Родился Лев Шестов 31 января 1866 года в очень богатой еврейской семье. Папа его – знаменитый текстильный фабрикант, купец первой гильдии Исаак Моисеевич Шварцман, не только талантливый предприниматель, но и глубокий знаток Торы, Танаха и Талмуда. Все это своеобразно уживалось в его сознании с социальным вольнодумством. Благодаря обширным познаниям и деловым успехам он пользовался авторитетом не только в еврейской общине Киева. Дом коммерсанта Шварцмана был заметен в культурной жизни города в 1870–90-х годах. В 1873 году Льва отдали в Третью киевскую гимназию. К детским годам относится эпизод, существенным образом повлиявший на его дальнейшее трагически-религиозное мироощущение. В двенадцатилетнем возрасте мальчика похитила группа анархистов, требуя у родителей выкуп. Шесть месяцев провел он у похитителей, поскольку отец отказывался выполнять их требования. Страх перед угрозой смерти, перемежавшийся с надеждой на спасение, с того времени глубоко укоренился в детской душе. Но, как это ни парадоксально, пережив потрясения похищения и шантажа, в старших классах гимназии Лев Шестов сближается с радикальными социалистическими кругами. Оказавшись замешанным в политику, он спровоцировал давление на семью со стороны полиции. Поэтому незадолго до окончания гимназии Лев был вынужден переехать в Москву. Здесь он завершил среднее образование и в 1884 году поступил на физико-математический факультет Московского университета, а через год перевелся на юридический факультет.

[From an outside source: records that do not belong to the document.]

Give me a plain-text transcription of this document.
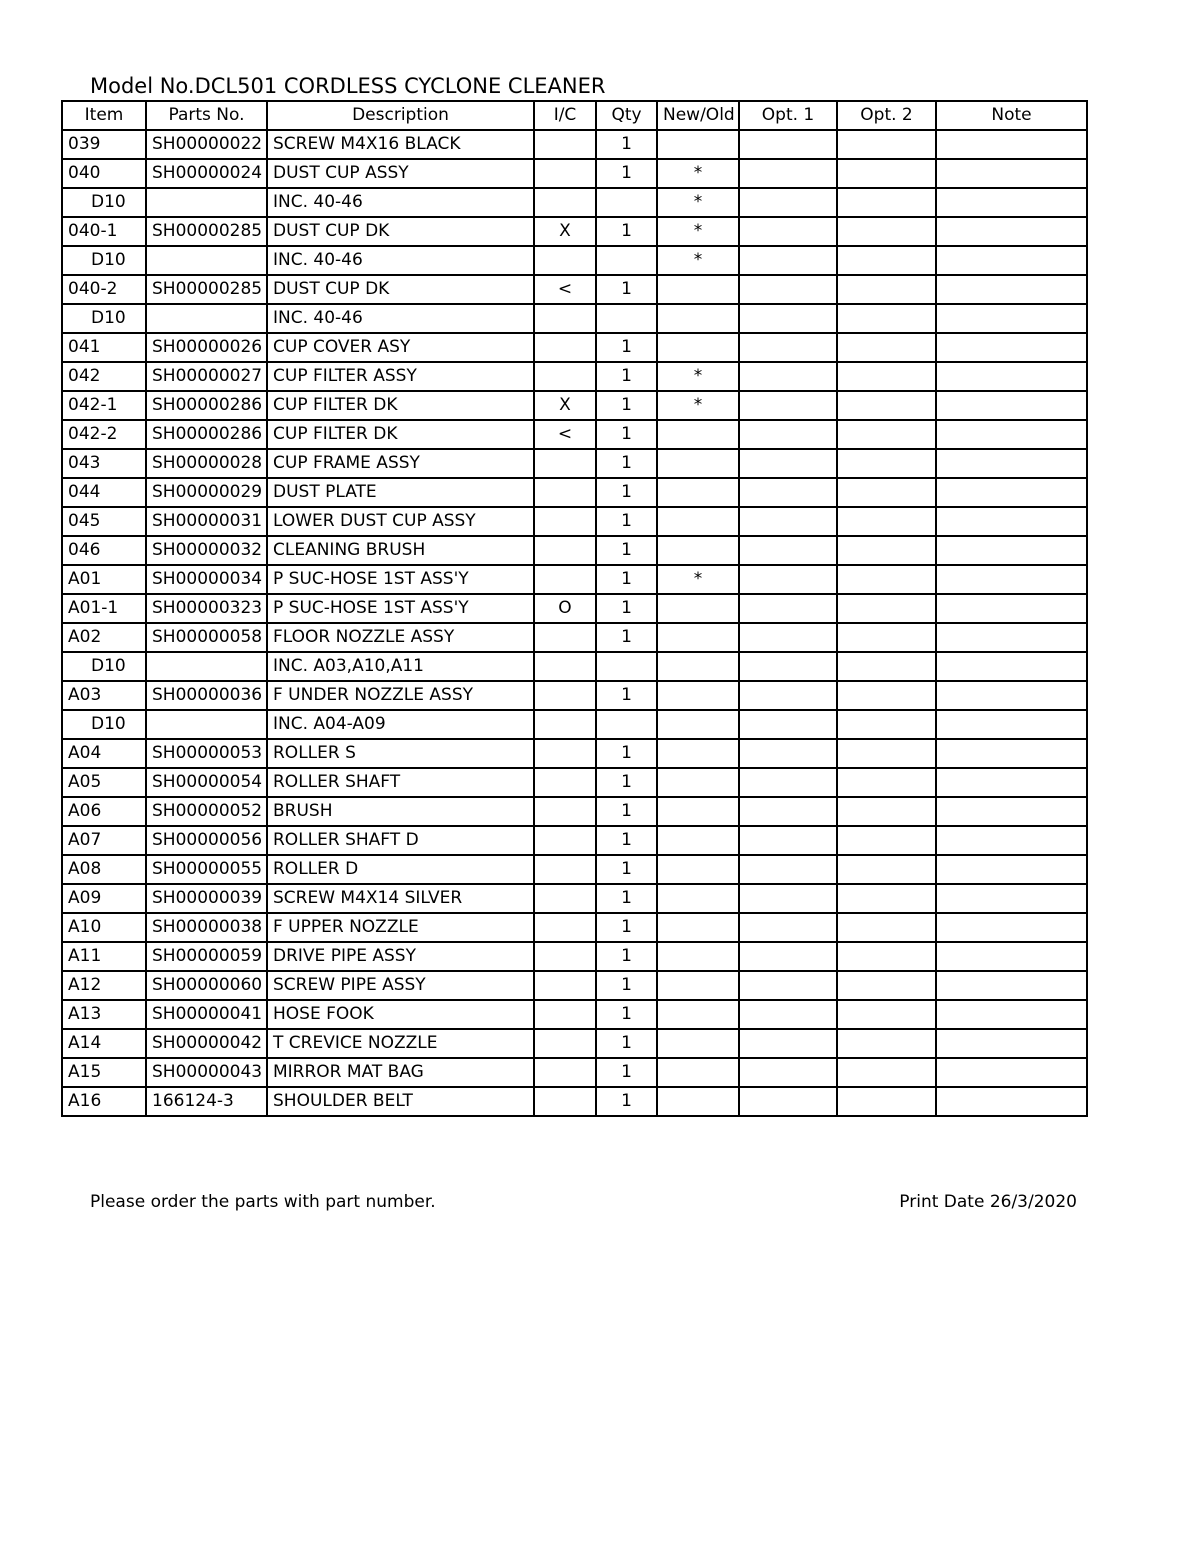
Model No.DCL501 CORDLESS CYCLONE CLEANER
Item	Parts No.	Description	I/C	Qty	New/Old	Opt. 1	Opt. 2	Note
039	SH00000022	SCREW M4X16 BLACK		1				
040	SH00000024	DUST CUP ASSY		1	*			
D10		INC. 40-46			*			
040-1	SH00000285	DUST CUP DK	X	1	*			
D10		INC. 40-46			*			
040-2	SH00000285	DUST CUP DK	<	1				
D10		INC. 40-46						
041	SH00000026	CUP COVER ASY		1				
042	SH00000027	CUP FILTER ASSY		1	*			
042-1	SH00000286	CUP FILTER DK	X	1	*			
042-2	SH00000286	CUP FILTER DK	<	1				
043	SH00000028	CUP FRAME ASSY		1				
044	SH00000029	DUST PLATE		1				
045	SH00000031	LOWER DUST CUP ASSY		1				
046	SH00000032	CLEANING BRUSH		1				
A01	SH00000034	P SUC-HOSE 1ST ASS'Y		1	*			
A01-1	SH00000323	P SUC-HOSE 1ST ASS'Y	O	1				
A02	SH00000058	FLOOR NOZZLE ASSY		1				
D10		INC. A03,A10,A11						
A03	SH00000036	F UNDER NOZZLE ASSY		1				
D10		INC. A04-A09						
A04	SH00000053	ROLLER S		1				
A05	SH00000054	ROLLER SHAFT		1				
A06	SH00000052	BRUSH		1				
A07	SH00000056	ROLLER SHAFT D		1				
A08	SH00000055	ROLLER D		1				
A09	SH00000039	SCREW M4X14 SILVER		1				
A10	SH00000038	F UPPER NOZZLE		1				
A11	SH00000059	DRIVE PIPE ASSY		1				
A12	SH00000060	SCREW PIPE ASSY		1				
A13	SH00000041	HOSE FOOK		1				
A14	SH00000042	T CREVICE NOZZLE		1				
A15	SH00000043	MIRROR MAT BAG		1				
A16	166124-3	SHOULDER BELT		1				
Please order the parts with part number.	Print Date 26/3/2020
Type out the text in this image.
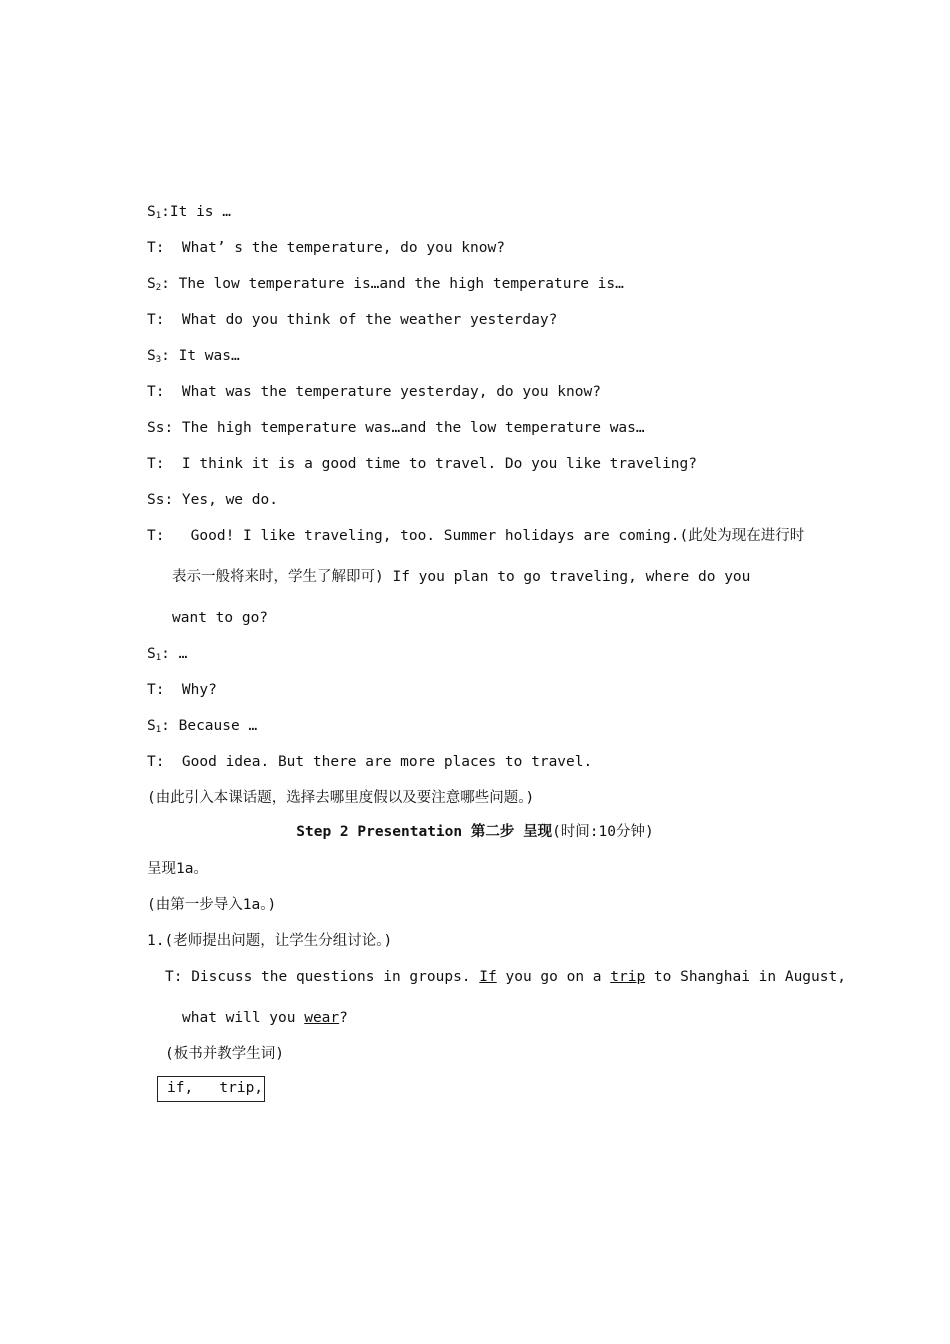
$S_1:It$ is …
T:  What’ s the temperature, do you know?
$S_2$: The low temperature is…and the high temperature is…
T:  What do you think of the weather yesterday?
$S_3$: It was…
T:  What was the temperature yesterday, do you know?
Ss: The high temperature was…and the low temperature was…
T:  I think it is a good time to travel. Do you like traveling?
Ss: Yes, we do.
T:   Good! I like traveling, too. Summer holidays are coming.(此处为现在进行时
表示一般将来时，学生了解即可) If you plan to go traveling, where do you
want to go?
$S_1$: …
T:  Why?
$S_1$: Because …
T:  Good idea. But there are more places to travel.
(由此引入本课话题，选择去哪里度假以及要注意哪些问题。)
Step 2 Presentation 第二步 呈现(时间:10分钟)
呈现1a。
(由第一步导入1a。)
1.(老师提出问题，让学生分组讨论。)
T: Discuss the questions in groups. If you go on a trip to Shanghai in August,
what will you wear?
(板书并教学生词)
if,   trip,
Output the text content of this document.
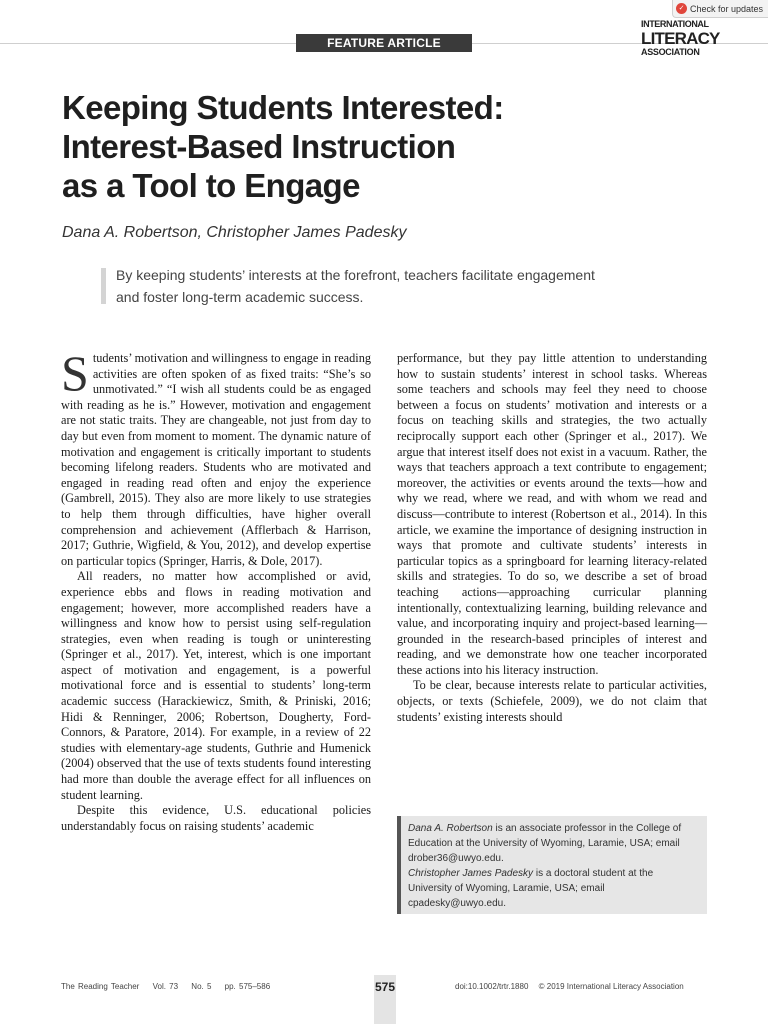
✓ Check for updates
FEATURE ARTICLE
INTERNATIONAL
LITERACY
ASSOCIATION
Keeping Students Interested:
Interest-Based Instruction
as a Tool to Engage
Dana A. Robertson, Christopher James Padesky
By keeping students’ interests at the forefront, teachers facilitate engagement
and foster long-term academic success.

Students’ motivation and willingness to engage in reading activities are often spoken of as fixed traits: “She’s so unmotivated.” “I wish all students could be as engaged with reading as he is.” However, motivation and engagement are not static traits. They are changeable, not just from day to day but even from moment to moment. The dynamic nature of motivation and engagement is critically important to students becoming lifelong readers. Students who are motivated and engaged in reading read often and enjoy the experience (Gambrell, 2015). They also are more likely to use strategies to help them through difficulties, have higher overall comprehension and achievement (Afflerbach & Harrison, 2017; Guthrie, Wigfield, & You, 2012), and develop expertise on particular topics (Springer, Harris, & Dole, 2017).

All readers, no matter how accomplished or avid, experience ebbs and flows in reading motivation and engagement; however, more accomplished readers have a willingness and know how to persist using self-regulation strategies, even when reading is tough or uninteresting (Springer et al., 2017). Yet, interest, which is one important aspect of motivation and engagement, is a powerful motivational force and is essential to students’ long-term academic success (Harackiewicz, Smith, & Priniski, 2016; Hidi & Renninger, 2006; Robertson, Dougherty, Ford-Connors, & Paratore, 2014). For example, in a review of 22 studies with elementary-age students, Guthrie and Humenick (2004) observed that the use of texts students found interesting had more than double the average effect for all influences on student learning.

Despite this evidence, U.S. educational policies understandably focus on raising students’ academic

performance, but they pay little attention to understanding how to sustain students’ interest in school tasks. Whereas some teachers and schools may feel they need to choose between a focus on students’ motivation and interests or a focus on teaching skills and strategies, the two actually reciprocally support each other (Springer et al., 2017). We argue that interest itself does not exist in a vacuum. Rather, the ways that teachers approach a text contribute to engagement; moreover, the activities or events around the texts—how and why we read, where we read, and with whom we read and discuss—contribute to interest (Robertson et al., 2014). In this article, we examine the importance of designing instruction in ways that promote and cultivate students’ interests in particular topics as a springboard for learning literacy-related skills and strategies. To do so, we describe a set of broad teaching actions—approaching curricular planning intentionally, contextualizing learning, building relevance and value, and incorporating inquiry and project-based learning—grounded in the research-based principles of interest and reading, and we demonstrate how one teacher incorporated these actions into his literacy instruction.

To be clear, because interests relate to particular activities, objects, or texts (Schiefele, 2009), we do not claim that students’ existing interests should

Dana A. Robertson is an associate professor in the College of Education at the University of Wyoming, Laramie, USA; email drober36@uwyo.edu.

Christopher James Padesky is a doctoral student at the University of Wyoming, Laramie, USA; email cpadesky@uwyo.edu.

The Reading Teacher Vol. 73 No. 5 pp. 575–586	575	doi:10.1002/trtr.1880 © 2019 International Literacy Association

Для лучшего понимания общественных и правовых отношений Лев Шестов углубляется в проблемы политической экономии, занимается статистикой и законодательными аспектами «рабочего вопроса», знакомится с марксизмом и, к сожалению, совершенно переходит на его позиции. Марксизм в ту пору многими воспринимался как научное обоснование общественных надежд на социально-экономическое освобождение трудящихся и вызывал живейший интерес в кругах интеллигенции, уже успевшей разочароваться в идеях народнического движения. Дань марксизму в молодые годы отдали даже такие выдающиеся мыслители, как С.Н. Булгаков и Н.А. Бердяев, с которыми Лев Шестов близко сошелся в Киеве и поддерживал дружеские связи до конца своих дней. Еще студентом Лев Шестов пишет статью «Фабричное законодательство в России». Как участник леворадикальных групп, он, естественно, был отчислен из Московского университета – ну защищает себя тоталитарная власть, а чего еще ждать? В состоянии глубокой депрессии Шестов уехал в Германию. Проучившись один семестр в Берлинском университете, он вернулся в родной Киев и тут в 1889 году уже завершил свое юридическое образование в Университете св. Владимира. Сохраняя приверженность марксизму, Лев Шестов подготовил докторскую диссертацию о положении рабочего класса в России. В Киеве эту работу допустили к защите, однако Московский цензурный комитет запретил ее к печати по политическим соображениям. До защиты диссертации дело так и не дошло. Это усугубило пессимистические настроения Шестова и, как результат, способствовало углублению скептично-иронического восприятия окружающей действительности. Он «заболел» на всю жизнь тем тонким и горьким юмором, который легко «опознаваем», ибо известен нам с вами по книгам Генри Миллера, бесконечной тонкой болтовне Марселя Пруста, пьесам Теннеси Уильямса, русским книгам Сергея Довлатова, Фридриха Горенштейна и Марка Харитонова, по парадоксально изогнутой мысли в афористических трудах Олега Лукьянова. Хотим мы, или нет – в Шестове много корней…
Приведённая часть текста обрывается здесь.